Much has been said about how the pen attaches to the AC adapter port on the Surface. It’s pointless and not strong enough to hold the pen in place when slipping it into a case or bag. I’m repeating and agreeing with this. With Surface being such a tightly built machine I don’t think there is any practical way to carry the pen. It will most likely get left behind.

The AC adapter brick is too big and the cord is too short. The laptop I was using prior to the Surface was a Samsung Series 9 with an 11.6″ screen. The AC adapter is 2/3 to 1/2 the size of the Surface’s adapter and has a single cord where the Surface adapter requires one cord to plug into the outlet on one side of the brick and another cord that connects to the Surface on the other side of the brick. If this is to be a true portable device the AC adapter needs to be smaller. It will take up too much space inside my bag when travelling.

When using Surface as I do my laptop the fan runs constantly. It’s not loud but it’s not imperceptible either. The fan is running because Surface is noticeably warm to the touch. This is because I’m using it as I would my laptop. When I use my laptop with the AC plugged in I prefer to keep the display from turning off unless there is no activity for 30 minutes and the sleep function disabled. I don’t like the inconvenience of having to swipe to unlock or some other gesture in order to use the device. I can put up with that when it’s unplugged as I need to save the battery in order to get sufficient hours of use out of it but I don’t see the sense while it’s plugged in. Perhaps I will need to change the way I use these types of devices as keeping it running is not the inconvenience it use to be with other versions of Windows since waking up from sleep mode is nearly instantaneous.
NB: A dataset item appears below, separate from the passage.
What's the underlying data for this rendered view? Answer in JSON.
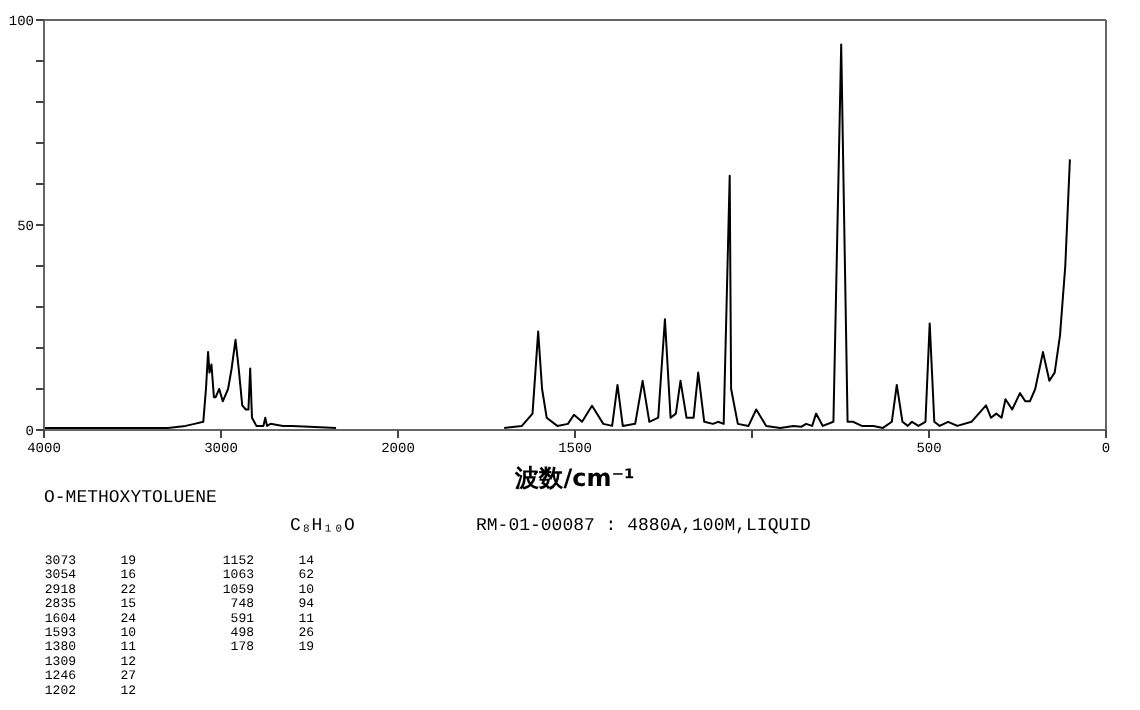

I mentioned the touch cover earlier and I really like the touch cover over the type cover. Typing on it will take some getting used to but the touch cover makes Surface look more like a finished device. The type cover, however, creates a funky looking gap between keyboard and screen when closed. It doesn’t look nice in my opinion. Typing on the type cover is easier, at first, than typing on the touch cover. I’m getting better and better and typing on the touch cover the more I use it. I haven’t found any problems with it not being sensitive enough. What I don’t like about both the type and touch covers is the cheap felt-like fabric on the back. Why did Microsoft go with this type of material? It’s not protecting anything as it is not facing the screen and it looks plain-Jane (apologies to the non-plain-Janes of the world).

I don’t have as many complaints as I did with the software because in all honesty the Surface is indeed a well built machine.